Tempolimit
Veröffentlicht im Jahr 2019
Früher habe ich mich regelmäßig darüber aufgeregt: Wie konnte mein damaliger Arbeitgeber eigentlich Motoren konstruieren und in Autos verbauen, die ab einer Geschwindigkeit von 130 km/h (und laufender Klimaanlage) den Bereich von Lambda=1 verlassen und in den sogenannten Bauteilschutz gehen?
Durch diese künstliche Anfettung des Gemischs wird der Katalysator praktisch wirkungslos. Das Auto rauscht dann mit immensen CO- und NOx-Emissionen über die Autobahn und hat Abgaskonventionen wie ein unkatalysierter Vergaserwagen aus den 1980er Jahren.
Erst später wurde mir bewusst, warum das in der Entwicklung der meisten globalen Hersteller kaum eine Rolle spielte: In fast allen anderen Ländern der Erde darf man schlicht nicht so schnell fahren! Immerhin funktioniert bei den meisten Benzinern die Abgasreinigung inzwischen bis ca. 170 km/h; beim Diesel wurde dies erst ab der Norm Euro 6c sauber gelöst. Das „c“ ist hier entscheidend, da ab dieser Stufe der RDE-Zyklus (Real Driving Emissions) gilt.

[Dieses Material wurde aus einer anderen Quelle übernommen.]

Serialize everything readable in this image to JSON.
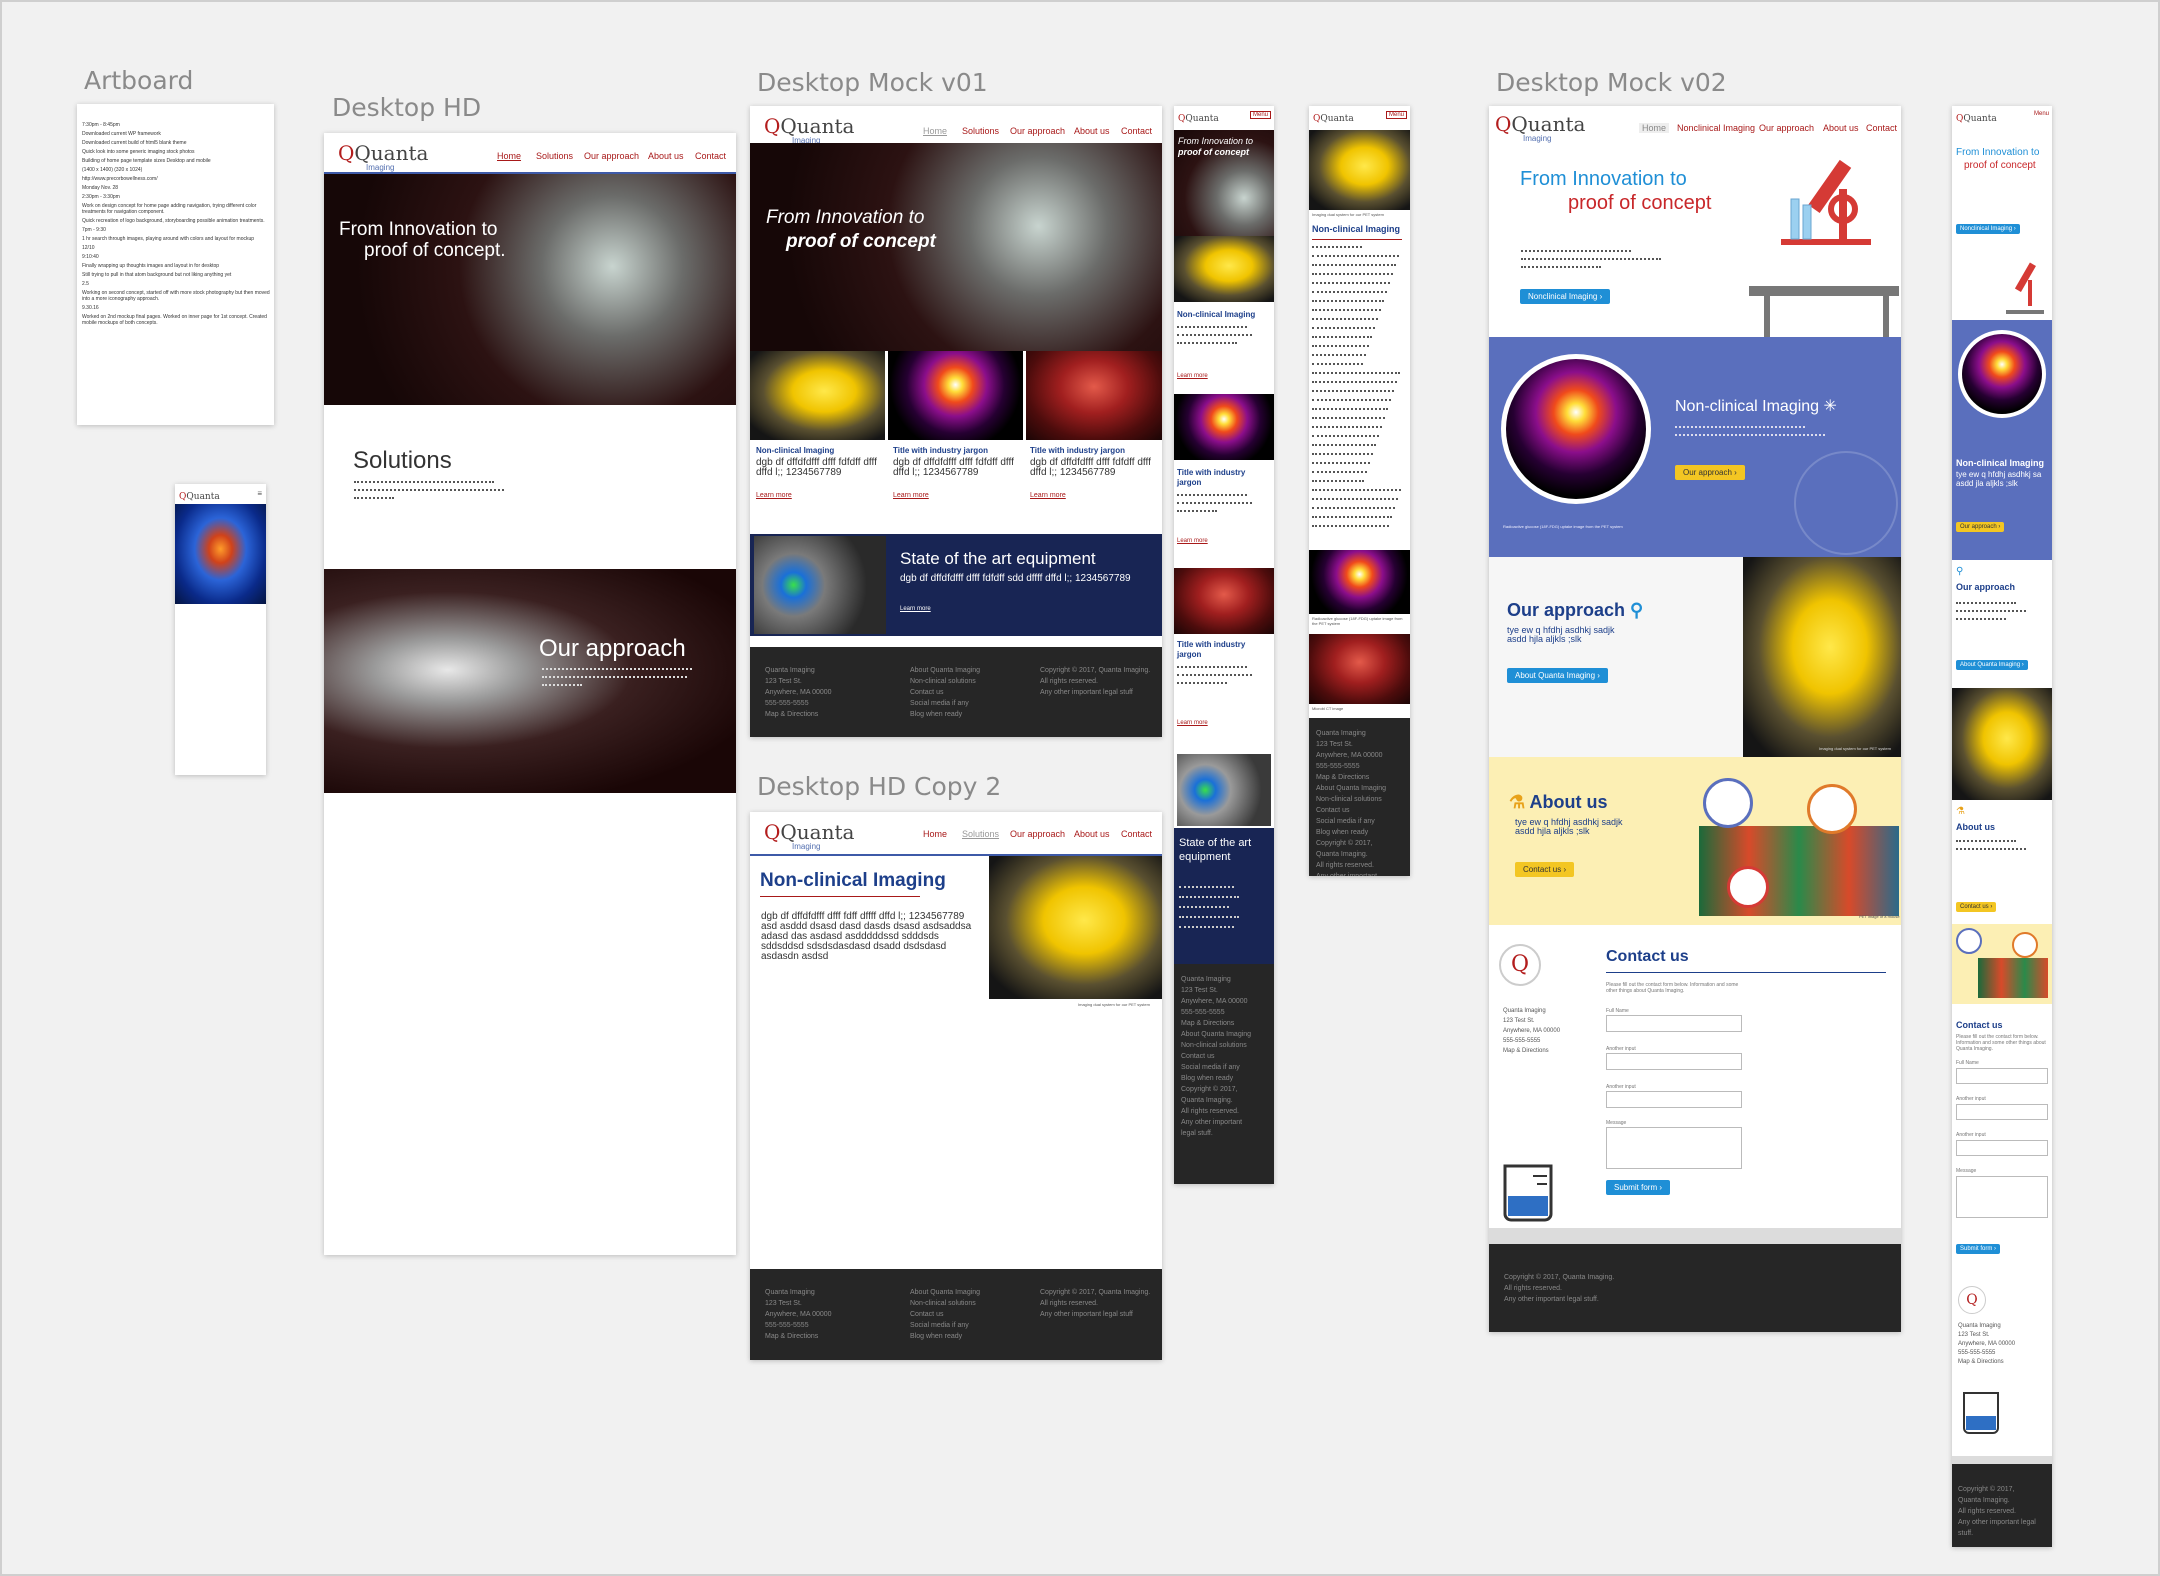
{
  "artboards": {
    "artboard": {
      "label": "Artboard",
      "notes": [
        "7:30pm - 8:45pm",
        "Downloaded current WP framework",
        "Downloaded current build of html5 blank theme",
        "Quick look into some generic imaging stock photos",
        "Building of home page template sizes Desktop and mobile",
        "(1400 x 1400) (320 x 1024)",
        "http://www.precorbowellness.com/",
        "Monday Nov. 28",
        "2:30pm - 3:30pm",
        "Work on design concept for home page adding navigation, trying different color treatments for navigation component.",
        "Quick recreation of logo background, storyboarding possible animation treatments.",
        "7pm - 9:30",
        "1 hr search through images, playing around with colors and layout for mockup",
        "12/10",
        "9:10:40",
        "Finally wrapping up thoughts images and layout in for desktop",
        "Still trying to pull in that atom background but not liking anything yet",
        "2.5",
        "Working on second concept, started off with more stock photography but then moved into a more iconography approach.",
        "9.30.16",
        "Worked on 2nd mockup final pages. Worked on inner page for 1st concept. Created mobile mockups of both concepts."
      ]
    },
    "desktop_hd": {
      "label": "Desktop HD",
      "nav": [
        "Home",
        "Solutions",
        "Our approach",
        "About us",
        "Contact"
      ],
      "hero_line1": "From Innovation to",
      "hero_line2": "proof of concept.",
      "solutions_title": "Solutions",
      "approach_title": "Our approach"
    },
    "mock_v01": {
      "label": "Desktop Mock v01",
      "nav": [
        "Home",
        "Solutions",
        "Our approach",
        "About us",
        "Contact"
      ],
      "hero_line1": "From Innovation to",
      "hero_line2": "proof of concept",
      "cards": [
        {
          "title": "Non-clinical Imaging",
          "body": "dgb df dffdfdfff dfff fdfdff dfff dffd l;; 1234567789",
          "link": "Learn more"
        },
        {
          "title": "Title with industry jargon",
          "body": "dgb df dffdfdfff dfff fdfdff dfff dffd l;; 1234567789",
          "link": "Learn more"
        },
        {
          "title": "Title with industry jargon",
          "body": "dgb df dffdfdfff dfff fdfdff dfff dffd l;; 1234567789",
          "link": "Learn more"
        }
      ],
      "state_title": "State of the art equipment",
      "state_body": "dgb df dffdfdfff dfff fdfdff sdd dffff dffd l;; 1234567789",
      "state_link": "Learn more",
      "footer": {
        "col1": [
          "Quanta Imaging",
          "123 Test St.",
          "Anywhere, MA 00000",
          "555-555-5555",
          "Map & Directions"
        ],
        "col2": [
          "About Quanta Imaging",
          "Non-clinical solutions",
          "Contact us",
          "Social media if any",
          "Blog when ready"
        ],
        "col3": [
          "Copyright © 2017, Quanta Imaging.",
          "All rights reserved.",
          "Any other important legal stuff"
        ]
      }
    },
    "hd_copy2": {
      "label": "Desktop HD Copy 2",
      "nav": [
        "Home",
        "Solutions",
        "Our approach",
        "About us",
        "Contact"
      ],
      "title": "Non-clinical Imaging",
      "body": "dgb df dffdfdfff dfff fdff dffff dffd l;; 1234567789 asd asddd dsasd dasd dasds dsasd asdsaddsa adasd das asdasd asdddddssd sdddsds sddsddsd sdsdsdasdasd dsadd dsdsdasd asdasdn asdsd",
      "caption": "Imaging dual system for our PET system"
    },
    "mobile_v01": {
      "menu": "Menu",
      "hero_line1": "From Innovation to",
      "hero_line2": "proof of concept",
      "card1_title": "Non-clinical Imaging",
      "card2_title": "Title with industry jargon",
      "card3_title": "Title with industry jargon",
      "link": "Learn more",
      "state_title": "State of the art equipment",
      "footer": [
        "Quanta Imaging",
        "123 Test St.",
        "Anywhere, MA 00000",
        "555-555-5555",
        "Map & Directions",
        "About Quanta Imaging",
        "Non-clinical solutions",
        "Contact us",
        "Social media if any",
        "Blog when ready",
        "Copyright © 2017,",
        "Quanta Imaging.",
        "All rights reserved.",
        "Any other important",
        "legal stuff."
      ]
    },
    "mobile_v01b": {
      "menu": "Menu",
      "caption1": "Imaging dual system for our PET system",
      "title": "Non-clinical Imaging",
      "caption2": "Radioactive glucose (18F-FDG) uptake image from the PET system",
      "caption3": "Microbl CT image"
    },
    "mock_v02": {
      "label": "Desktop Mock v02",
      "nav": [
        "Home",
        "Nonclinical Imaging",
        "Our approach",
        "About us",
        "Contact"
      ],
      "hero_line1": "From Innovation to",
      "hero_line2": "proof of concept",
      "hero_button": "Nonclinical Imaging",
      "nc_title": "Non-clinical Imaging",
      "nc_button": "Our approach",
      "nc_caption": "Radioactive glucose (18F-FDG) uptake image from the PET system",
      "approach_title": "Our approach",
      "approach_body": "tye ew q hfdhj asdhkj sadjk asdd hjla aljkls ;slk",
      "approach_button": "About Quanta Imaging",
      "approach_caption": "Imaging dual system for our PET system",
      "about_title": "About us",
      "about_body": "tye ew q hfdhj asdhkj sadjk asdd hjla aljkls ;slk",
      "about_button": "Contact us",
      "about_caption": "PET image of a mouse",
      "contact_title": "Contact us",
      "contact_intro": "Please fill out the contact form below. Information and some other things about Quanta Imaging.",
      "address": [
        "Quanta Imaging",
        "123 Test St.",
        "Anywhere, MA 00000",
        "555-555-5555",
        "Map & Directions"
      ],
      "fields": [
        "Full Name",
        "Another input",
        "Another input",
        "Message"
      ],
      "submit": "Submit form",
      "footer": [
        "Copyright © 2017, Quanta Imaging.",
        "All rights reserved.",
        "Any other important legal stuff."
      ]
    },
    "mobile_v02": {
      "menu": "Menu",
      "hero_line1": "From Innovation to",
      "hero_line2": "proof of concept",
      "hero_button": "Nonclinical Imaging",
      "nc_title": "Non-clinical Imaging",
      "nc_body": "tye ew q hfdhj asdhkj sa asdd jla aljkls ;slk",
      "nc_button": "Our approach",
      "approach_title": "Our approach",
      "approach_button": "About Quanta Imaging",
      "about_title": "About us",
      "about_button": "Contact us",
      "contact_title": "Contact us",
      "contact_intro": "Please fill out the contact form below. Information and some other things about Quanta Imaging.",
      "fields": [
        "Full Name",
        "Another input",
        "Another input",
        "Message"
      ],
      "submit": "Submit form",
      "address": [
        "Quanta Imaging",
        "123 Test St.",
        "Anywhere, MA 00000",
        "555-555-5555",
        "Map & Directions"
      ],
      "footer": [
        "Copyright © 2017,",
        "Quanta Imaging.",
        "All rights reserved.",
        "Any other important legal stuff."
      ]
    },
    "logo": {
      "name": "Quanta",
      "sub": "Imaging"
    },
    "colors": {
      "brand_red": "#b31d1d",
      "navy": "#1d2a55",
      "blue_section": "#5a6fbd",
      "yellow_section": "#fcefb4",
      "button_blue": "#1f8fd6",
      "button_yellow": "#f3c623",
      "footer": "#262626"
    }
  }
}
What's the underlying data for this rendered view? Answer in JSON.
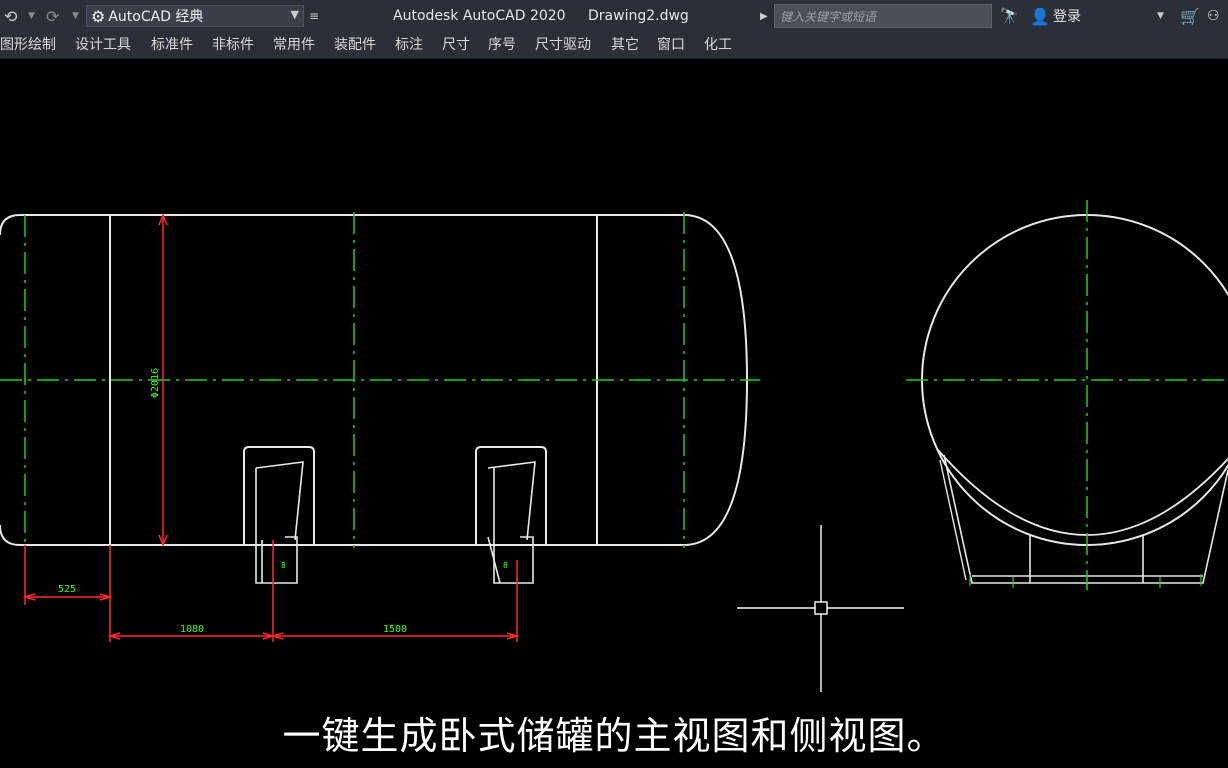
{
  "titlebar": {
    "workspace": "AutoCAD 经典",
    "app_title": "Autodesk AutoCAD 2020",
    "doc_title": "Drawing2.dwg",
    "search_placeholder": "键入关键字或短语",
    "login": "登录"
  },
  "menu": [
    "图形绘制",
    "设计工具",
    "标准件",
    "非标件",
    "常用件",
    "装配件",
    "标注",
    "尺寸",
    "序号",
    "尺寸驱动",
    "其它",
    "窗口",
    "化工"
  ],
  "drawing": {
    "dim_diameter": "Φ2016",
    "dim_525": "525",
    "dim_1080": "1080",
    "dim_1500": "1500",
    "mark_left": "8",
    "mark_right": "8"
  },
  "colors": {
    "line": "#e8e8e8",
    "centerline": "#1fd01f",
    "dimension": "#ff2a2a",
    "dim_text": "#33ff33"
  },
  "subtitle": "一键生成卧式储罐的主视图和侧视图。"
}
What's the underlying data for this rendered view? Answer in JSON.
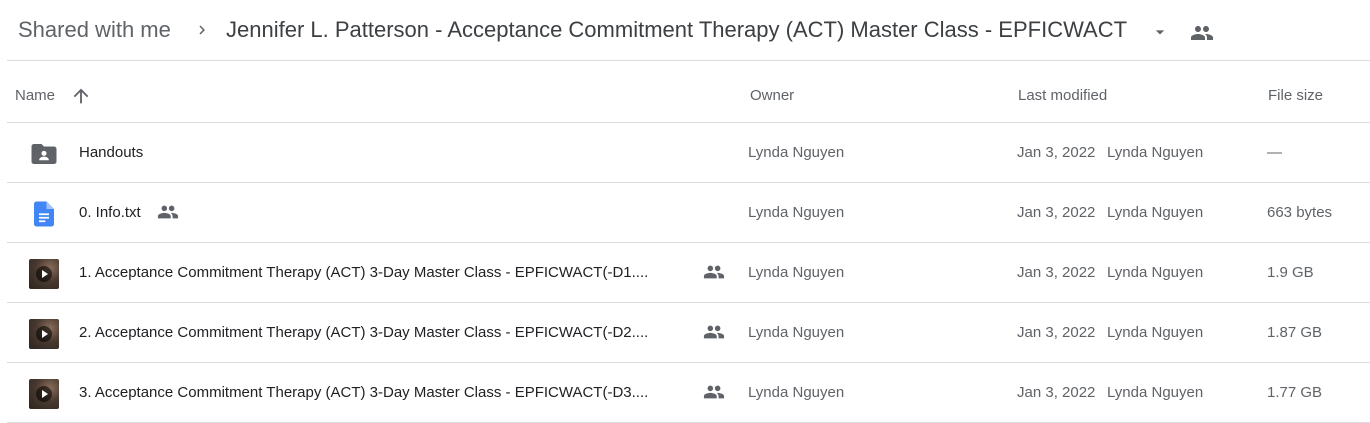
{
  "breadcrumb": {
    "root": "Shared with me",
    "current": "Jennifer L. Patterson - Acceptance Commitment Therapy (ACT) Master Class - EPFICWACT"
  },
  "columns": {
    "name": "Name",
    "owner": "Owner",
    "last_modified": "Last modified",
    "file_size": "File size"
  },
  "files": [
    {
      "name": "Handouts",
      "type": "shared-folder",
      "owner": "Lynda Nguyen",
      "date": "Jan 3, 2022",
      "modified_by": "Lynda Nguyen",
      "size": "—"
    },
    {
      "name": "0. Info.txt",
      "type": "document",
      "owner": "Lynda Nguyen",
      "date": "Jan 3, 2022",
      "modified_by": "Lynda Nguyen",
      "size": "663 bytes"
    },
    {
      "name": "1. Acceptance  Commitment Therapy (ACT) 3-Day Master Class - EPFICWACT(-D1....",
      "type": "video",
      "owner": "Lynda Nguyen",
      "date": "Jan 3, 2022",
      "modified_by": "Lynda Nguyen",
      "size": "1.9 GB"
    },
    {
      "name": "2. Acceptance  Commitment Therapy (ACT) 3-Day Master Class - EPFICWACT(-D2....",
      "type": "video",
      "owner": "Lynda Nguyen",
      "date": "Jan 3, 2022",
      "modified_by": "Lynda Nguyen",
      "size": "1.87 GB"
    },
    {
      "name": "3. Acceptance  Commitment Therapy (ACT) 3-Day Master Class - EPFICWACT(-D3....",
      "type": "video",
      "owner": "Lynda Nguyen",
      "date": "Jan 3, 2022",
      "modified_by": "Lynda Nguyen",
      "size": "1.77 GB"
    }
  ],
  "colors": {
    "doc_blue": "#4285f4",
    "folder_gray": "#5f6368",
    "divider": "#dadce0",
    "secondary_text": "#5f6368"
  },
  "icons": {
    "breadcrumb_separator": "chevron-right-icon",
    "dropdown": "arrow-drop-down-icon",
    "shared": "people-icon",
    "sort": "arrow-up-icon",
    "folder": "shared-folder-icon",
    "document": "google-docs-icon",
    "video": "video-thumbnail-icon"
  }
}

Die Physik des Energiebedarfs: Die dritte Potenz
Abseits der Schadstoffe ist vor allem der physikalische Energiebedarf bei hohen Geschwindigkeiten ein Problem. Die benötigte Leistung zur Überwindung des Luftwiderstands steigt im Quadrat zur Geschwindigkeit, der Gesamtenergiebedarf sogar mit der dritten Potenz.
P ∝ v³ (Leistung steigt mit der dritten Potenz der Geschwindigkeit)
Wie drastisch sich das auswirkt, zeigt der direkte Vergleich eines klassischen Mittelklassewagens:
- Bei 80 km/h benötigt das Fahrzeug gerade einmal 10,9 PS Leistung.
- Bei 210 km/h werden stolze 140 PS fällig.
Das bedeutet: Für die 2,6-fache Geschwindigkeit muss der Motor die 14-fache Leistung aufbringen!
Bei modernen SUVs ist die Bilanz durch die noch größere Stirnfläche (A) und den schlechteren Luftwiderstandsbeiwert (cw-Wert) sogar noch verheerender.
Macht ein Tempolimit also Sinn?
Absolut. Allein schon wegen der CO₂-Reduktion, die zwar prozentual gering sein mag, dafür aber den Staat und den Steuerzahler keinen einzigen Cent kostet.
Oder besitzen wir in Deutschland eine exklusive, argumentative Überlegenheit im Straßenverkehr, die alle anderen Nationen der Erde einfach nicht verstehen? Ich konnte sie bisher jedenfalls nicht erkennen.